Ouvir coleccionadores de BD falar das suas colecções de revistas e álbuns de banda desenhada, é acompanhar em pensamento as tentativas, com êxito ou fracassadas, de conseguir uma determinada peça em falta, ou uma colecção antiga completa, dificílima de conseguir encontrar.
É também uma viagem no tempo, a acompanhar um coleccionador de BD - afinal, em última análise, um compulsivo apaixonado pela Banda Desenhada.
É o caso de Carlos Gonçalves, que entrevistei para a revista Coleccionando em Abril de 1984 - e é tendo em atenção os quase trinta anos que entretanto se passaram, que esta entrevista deve ser lida.

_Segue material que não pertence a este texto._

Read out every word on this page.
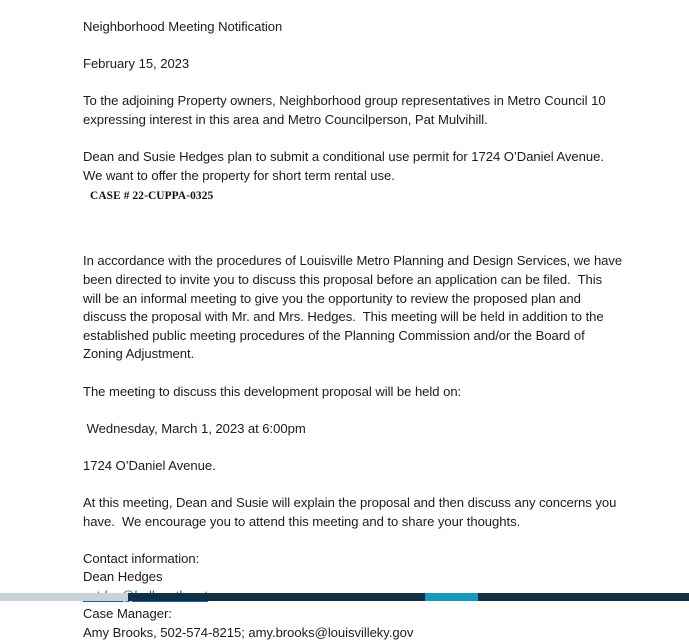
Neighborhood Meeting Notification

February 15, 2023

To the adjoining Property owners, Neighborhood group representatives in Metro Council 10 expressing interest in this area and Metro Councilperson, Pat Mulvihill.

Dean and Susie Hedges plan to submit a conditional use permit for 1724 O’Daniel Avenue. We want to offer the property for short term rental use.

CASE # 22-CUPPA-0325

In accordance with the procedures of Louisville Metro Planning and Design Services, we have been directed to invite you to discuss this proposal before an application can be filed.  This will be an informal meeting to give you the opportunity to review the proposed plan and discuss the proposal with Mr. and Mrs. Hedges.  This meeting will be held in addition to the established public meeting procedures of the Planning Commission and/or the Board of Zoning Adjustment.

The meeting to discuss this development proposal will be held on:

Wednesday, March 1, 2023 at 6:00pm

1724 O’Daniel Avenue.

At this meeting, Dean and Susie will explain the proposal and then discuss any concerns you have.  We encourage you to attend this meeting and to share your thoughts.

Contact information:

Dean Hedges

Case Manager:

Amy Brooks, 502-574-8215; amy.brooks@louisvilleky.gov
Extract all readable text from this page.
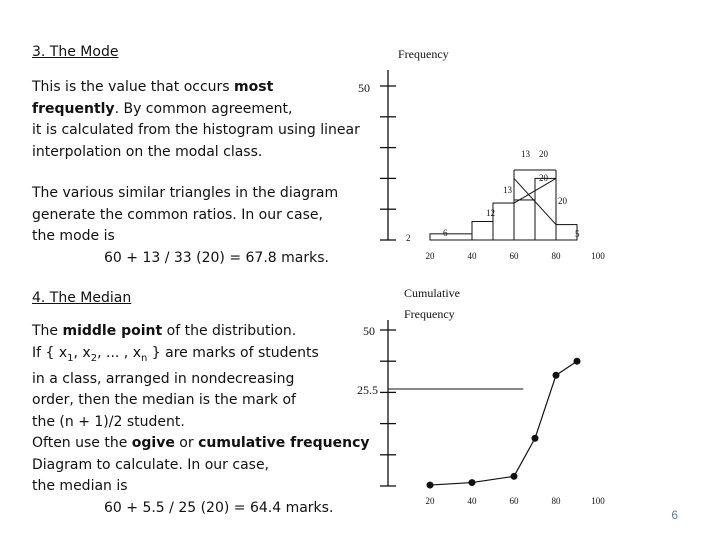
3. The Mode
This is the value that occurs most
frequently. By common agreement,
it is calculated from the histogram using linear
interpolation on the modal class.
The various similar triangles in the diagram
generate the common ratios. In our case,
the mode is
60 + 13 / 33 (20) = 67.8 marks.
4. The Median
The middle point of the distribution.
If { $x_1$, $x_2$, ... , $x_n$ } are marks of students
in a class, arranged in nondecreasing
order, then the median is the mark of
the (n + 1)/2 student.
Often use the ogive or cumulative frequency
Diagram to calculate. In our case,
the median is
60 + 5.5 / 25 (20) = 64.4 marks.
50
Frequency
2	6
12
13
20
5
13 20
20
20	40	60	80	100
50
25.5
Cumulative
Frequency
20	40	60	80	100
6
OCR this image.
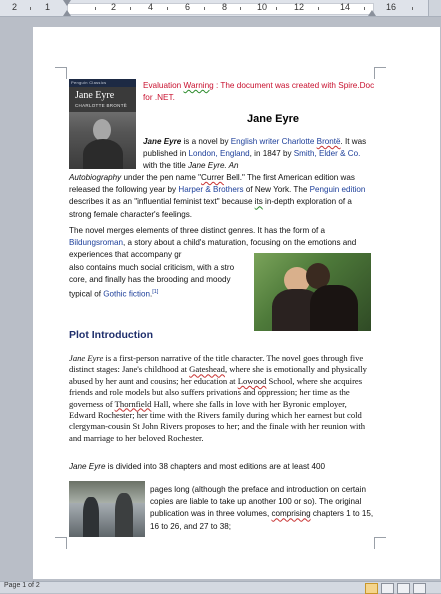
2	1	2	4	6	8	10	12	14	16
Evaluation Warning : The document was created with Spire.Doc for .NET.
Penguin Classics
Jane Eyre
CHARLOTTE BRONTË
Jane Eyre
Jane Eyre is a novel by English writer Charlotte Brontë. It was published in London, England, in 1847 by Smith, Elder & Co. with the title Jane Eyre. An
Autobiography under the pen name "Currer Bell." The first American edition was released the following year by Harper & Brothers of New York. The Penguin edition describes it as an "influential feminist text" because its in-depth exploration of a strong female character's feelings.
The novel merges elements of three distinct genres. It has the form of a Bildungsroman, a story about a child's maturation, focusing on the emotions and experiences that accompany gr
also contains much social criticism, with a stro
core, and finally has the brooding and moody
typical of Gothic fiction.[1]
Plot Introduction
Jane Eyre is a first-person narrative of the title character. The novel goes through five distinct stages: Jane's childhood at Gateshead, where she is emotionally and physically abused by her aunt and cousins; her education at Lowood School, where she acquires friends and role models but also suffers privations and oppression; her time as the governess of Thornfield Hall, where she falls in love with her Byronic employer, Edward Rochester; her time with the Rivers family during which her earnest but cold clergyman-cousin St John Rivers proposes to her; and the finale with her reunion with and marriage to her beloved Rochester.
Jane Eyre is divided into 38 chapters and most editions are at least 400
pages long (although the preface and introduction on certain copies are liable to take up another 100 or so). The original publication was in three volumes, comprising chapters 1 to 15, 16 to 26, and 27 to 38;
Page 1 of 2
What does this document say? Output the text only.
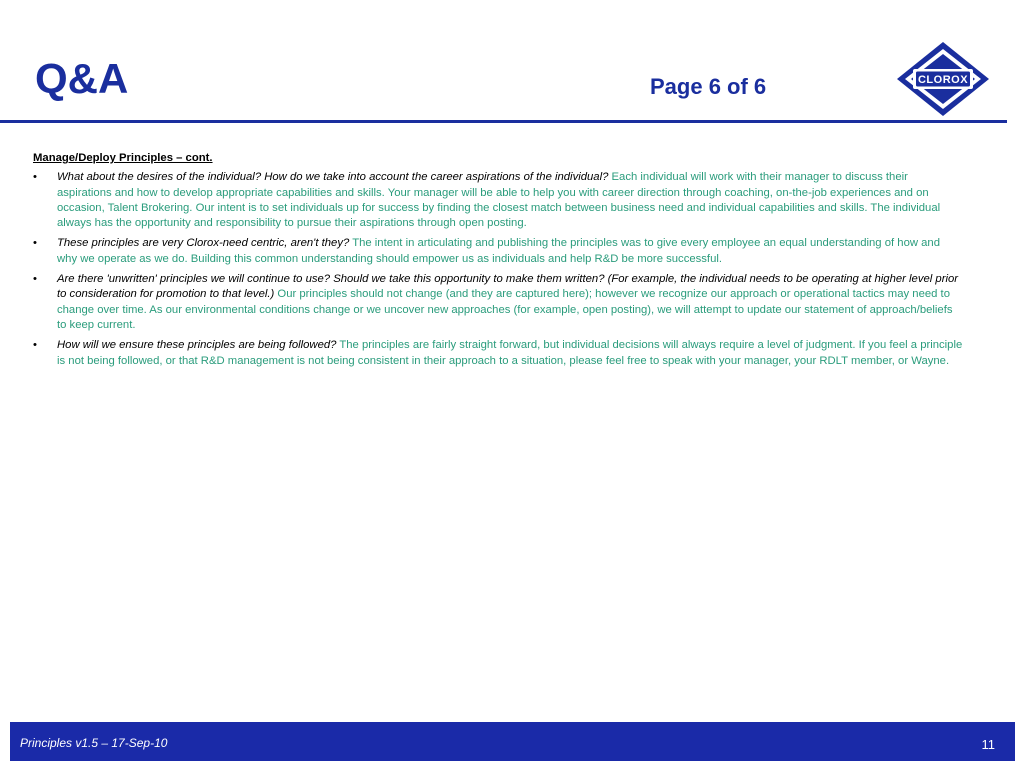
Q&A	Page 6 of 6	CLOROX
Manage/Deploy Principles – cont.
• What about the desires of the individual? How do we take into account the career aspirations of the individual? Each individual will work with their manager to discuss their aspirations and how to develop appropriate capabilities and skills. Your manager will be able to help you with career direction through coaching, on-the-job experiences and on occasion, Talent Brokering. Our intent is to set individuals up for success by finding the closest match between business need and individual capabilities and skills. The individual always has the opportunity and responsibility to pursue their aspirations through open posting.
• These principles are very Clorox-need centric, aren't they? The intent in articulating and publishing the principles was to give every employee an equal understanding of how and why we operate as we do. Building this common understanding should empower us as individuals and help R&D be more successful.
• Are there 'unwritten' principles we will continue to use? Should we take this opportunity to make them written? (For example, the individual needs to be operating at higher level prior to consideration for promotion to that level.) Our principles should not change (and they are captured here); however we recognize our approach or operational tactics may need to change over time. As our environmental conditions change or we uncover new approaches (for example, open posting), we will attempt to update our statement of approach/beliefs to keep current.
• How will we ensure these principles are being followed? The principles are fairly straight forward, but individual decisions will always require a level of judgment. If you feel a principle is not being followed, or that R&D management is not being consistent in their approach to a situation, please feel free to speak with your manager, your RDLT member, or Wayne.
Principles v1.5 – 17-Sep-10	11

Repare-se que os preços mencionados pelo coleccionador ainda são em escudos...
Imagens que ilustram a postagem (de cima para baixo):
1. Capa do nº 110, Ano 3º, de 20 de Janeiro de 1935, da revista Tic-Tac
2. Capa do nº 216, Ano 5, de 31 de Janeiro de 1937, da revista Tic-Tac
3. Foto do coleccionador Carlos Gonçalves (a diferença mais visível, actualmente, é a de ter passado a usar bigode)
4. 1ª página da rubrica "Coleccionando bd" (nº3)
5. 2ª página da mesma rubrica
6, Capa da revista Coleccionando (nº5 - Abril 1984 - Preço 70$00)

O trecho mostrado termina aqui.